Data Quality Management: The Six Dimensions Framework
Data quality is defined by DAMA International as the degree to which data meets the requirements of its intended use. The DMBOK identifies six core quality dimensions that together provide a comprehensive framework for assessing and managing data fitness for purpose. This is one of the highest-weighted knowledge areas on the CDMP exam.
The Six Dimensions
| Dimension | Definition | Measurement Approach | Common Violation |
|---|---|---|---|
| Accuracy | Data correctly represents the real-world entity | Comparison to authoritative source | Wrong address, incorrect amount |
| Completeness | All required data values are present | % of non-null values in mandatory fields | Missing phone number, no postcode |
| Consistency | Data is the same across systems and time | Cross-system reconciliation | Different customer name in two systems |
| Timeliness | Data is current and available when needed | Age of data vs. required freshness | Stale address, outdated price |
| Validity | Data conforms to defined formats and business rules | Rule-based validation checks | Invalid date, out-of-range value |
| Uniqueness | Each real-world entity appears only once | Duplicate detection algorithms | Same customer in database twice |
Data Quality Lifecycle
The DMBOK describes data quality management as a lifecycle: Define (establish quality requirements and metrics), Measure (profile and assess current quality), Analyse (identify root causes of quality issues), Improve (remediate issues and implement controls), and Monitor (continuously track quality metrics).
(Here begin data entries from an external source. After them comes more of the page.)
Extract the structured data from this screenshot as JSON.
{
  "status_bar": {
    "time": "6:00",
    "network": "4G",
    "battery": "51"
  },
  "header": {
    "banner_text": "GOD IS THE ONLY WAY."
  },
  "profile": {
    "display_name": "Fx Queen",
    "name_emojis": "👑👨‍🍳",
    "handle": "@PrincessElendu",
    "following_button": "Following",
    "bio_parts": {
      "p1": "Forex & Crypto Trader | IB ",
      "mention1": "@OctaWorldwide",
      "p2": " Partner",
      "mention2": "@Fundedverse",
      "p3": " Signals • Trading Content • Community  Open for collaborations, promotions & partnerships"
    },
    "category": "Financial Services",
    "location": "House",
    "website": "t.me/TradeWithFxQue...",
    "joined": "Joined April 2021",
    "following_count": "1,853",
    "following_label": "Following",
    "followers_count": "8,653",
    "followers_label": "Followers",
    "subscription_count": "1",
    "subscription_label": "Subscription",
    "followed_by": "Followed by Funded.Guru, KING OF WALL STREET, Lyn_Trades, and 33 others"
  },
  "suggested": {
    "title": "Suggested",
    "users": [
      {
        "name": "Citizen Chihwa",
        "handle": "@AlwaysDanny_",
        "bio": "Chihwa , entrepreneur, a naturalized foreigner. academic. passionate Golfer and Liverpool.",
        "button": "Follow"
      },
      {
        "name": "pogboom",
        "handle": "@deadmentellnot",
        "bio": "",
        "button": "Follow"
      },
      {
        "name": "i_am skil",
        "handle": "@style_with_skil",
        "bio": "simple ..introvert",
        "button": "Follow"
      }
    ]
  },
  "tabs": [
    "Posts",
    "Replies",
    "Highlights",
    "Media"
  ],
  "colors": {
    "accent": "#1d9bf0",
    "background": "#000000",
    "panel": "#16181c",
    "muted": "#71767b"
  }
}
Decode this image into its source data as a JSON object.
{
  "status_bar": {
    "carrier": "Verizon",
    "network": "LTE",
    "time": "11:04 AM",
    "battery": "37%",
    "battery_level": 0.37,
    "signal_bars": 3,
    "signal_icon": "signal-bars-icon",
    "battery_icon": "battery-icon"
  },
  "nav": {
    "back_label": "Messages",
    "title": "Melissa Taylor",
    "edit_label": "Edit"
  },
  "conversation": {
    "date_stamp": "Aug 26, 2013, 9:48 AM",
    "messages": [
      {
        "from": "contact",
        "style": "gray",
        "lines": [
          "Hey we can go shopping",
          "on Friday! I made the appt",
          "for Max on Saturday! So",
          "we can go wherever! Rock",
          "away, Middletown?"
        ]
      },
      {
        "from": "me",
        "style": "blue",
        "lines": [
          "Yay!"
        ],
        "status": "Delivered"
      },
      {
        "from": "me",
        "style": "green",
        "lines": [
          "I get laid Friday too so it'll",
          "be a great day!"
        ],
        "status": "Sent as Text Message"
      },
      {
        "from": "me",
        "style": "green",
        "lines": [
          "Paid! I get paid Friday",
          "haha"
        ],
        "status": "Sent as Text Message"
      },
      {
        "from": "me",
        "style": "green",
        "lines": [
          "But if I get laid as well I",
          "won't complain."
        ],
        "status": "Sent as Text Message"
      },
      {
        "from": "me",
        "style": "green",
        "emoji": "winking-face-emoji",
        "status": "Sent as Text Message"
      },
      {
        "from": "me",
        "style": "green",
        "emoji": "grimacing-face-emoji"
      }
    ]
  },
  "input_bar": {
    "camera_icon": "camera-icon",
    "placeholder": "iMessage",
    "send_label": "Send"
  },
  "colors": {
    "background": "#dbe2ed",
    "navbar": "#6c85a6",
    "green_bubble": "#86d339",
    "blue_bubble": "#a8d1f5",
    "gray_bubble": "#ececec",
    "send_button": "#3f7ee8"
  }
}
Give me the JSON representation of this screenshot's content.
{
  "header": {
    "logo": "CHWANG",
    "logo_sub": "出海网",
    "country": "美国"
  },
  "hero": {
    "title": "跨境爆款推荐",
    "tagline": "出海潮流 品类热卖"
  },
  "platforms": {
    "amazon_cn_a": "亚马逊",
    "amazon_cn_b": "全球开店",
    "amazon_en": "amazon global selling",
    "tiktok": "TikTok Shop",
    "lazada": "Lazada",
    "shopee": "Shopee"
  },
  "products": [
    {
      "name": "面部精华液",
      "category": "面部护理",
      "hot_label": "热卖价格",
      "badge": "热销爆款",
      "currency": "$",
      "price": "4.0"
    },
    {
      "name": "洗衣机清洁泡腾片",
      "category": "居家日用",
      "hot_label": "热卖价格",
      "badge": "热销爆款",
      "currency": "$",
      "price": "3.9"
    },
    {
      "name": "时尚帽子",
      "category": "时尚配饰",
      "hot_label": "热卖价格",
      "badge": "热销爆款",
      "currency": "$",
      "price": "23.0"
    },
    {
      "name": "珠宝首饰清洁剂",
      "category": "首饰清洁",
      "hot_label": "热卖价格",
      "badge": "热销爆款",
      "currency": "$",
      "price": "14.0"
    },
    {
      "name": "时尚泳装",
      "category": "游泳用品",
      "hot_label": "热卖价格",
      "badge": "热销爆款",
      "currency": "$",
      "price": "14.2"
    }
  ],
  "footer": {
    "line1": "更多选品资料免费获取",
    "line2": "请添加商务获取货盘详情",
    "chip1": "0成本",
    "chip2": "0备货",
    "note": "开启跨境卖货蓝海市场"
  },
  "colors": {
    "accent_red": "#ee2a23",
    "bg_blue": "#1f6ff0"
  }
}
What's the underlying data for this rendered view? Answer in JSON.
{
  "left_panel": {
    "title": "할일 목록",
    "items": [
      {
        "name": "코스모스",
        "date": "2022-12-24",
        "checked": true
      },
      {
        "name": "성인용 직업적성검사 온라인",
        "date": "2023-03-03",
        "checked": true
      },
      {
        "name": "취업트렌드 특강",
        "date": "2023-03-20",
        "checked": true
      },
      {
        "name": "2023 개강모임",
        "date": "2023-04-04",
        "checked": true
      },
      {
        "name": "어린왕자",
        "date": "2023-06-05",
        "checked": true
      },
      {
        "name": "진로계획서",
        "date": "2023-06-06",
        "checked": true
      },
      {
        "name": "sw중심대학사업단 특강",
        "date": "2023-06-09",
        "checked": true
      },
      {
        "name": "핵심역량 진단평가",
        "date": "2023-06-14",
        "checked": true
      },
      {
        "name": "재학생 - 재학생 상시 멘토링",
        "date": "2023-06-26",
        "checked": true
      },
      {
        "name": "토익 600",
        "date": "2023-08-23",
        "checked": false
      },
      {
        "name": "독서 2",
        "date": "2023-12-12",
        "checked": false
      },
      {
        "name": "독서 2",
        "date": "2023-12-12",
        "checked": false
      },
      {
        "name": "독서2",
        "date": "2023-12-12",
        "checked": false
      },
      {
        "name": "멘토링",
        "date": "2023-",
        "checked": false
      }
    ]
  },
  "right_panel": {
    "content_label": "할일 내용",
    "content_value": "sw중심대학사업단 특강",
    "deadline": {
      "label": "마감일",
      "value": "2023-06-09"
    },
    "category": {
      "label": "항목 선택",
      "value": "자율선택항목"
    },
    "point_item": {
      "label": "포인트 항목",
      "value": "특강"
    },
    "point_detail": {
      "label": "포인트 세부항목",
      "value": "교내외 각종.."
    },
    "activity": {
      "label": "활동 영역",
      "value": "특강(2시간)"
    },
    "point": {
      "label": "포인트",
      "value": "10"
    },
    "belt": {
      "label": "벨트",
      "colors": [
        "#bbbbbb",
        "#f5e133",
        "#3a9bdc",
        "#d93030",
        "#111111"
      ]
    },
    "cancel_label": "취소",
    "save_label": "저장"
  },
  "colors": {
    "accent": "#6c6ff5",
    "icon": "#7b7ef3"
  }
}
This lifecycle is frequently tested in the CDMP exam.
Data Profiling
Data profiling is the analytical process of examining data to understand its structure, content, and quality. It is the primary technique for measuring data quality across all six dimensions. Profiling produces statistics such as null rates, value distributions, uniqueness ratios, and format conformance rates.
CDMP Exam Focus
Candidates should be able to: define each of the six dimensions precisely, identify which dimension is violated in a given scenario, describe the data quality lifecycle, explain the role of data profiling, and distinguish between data quality and data governance responsibilities.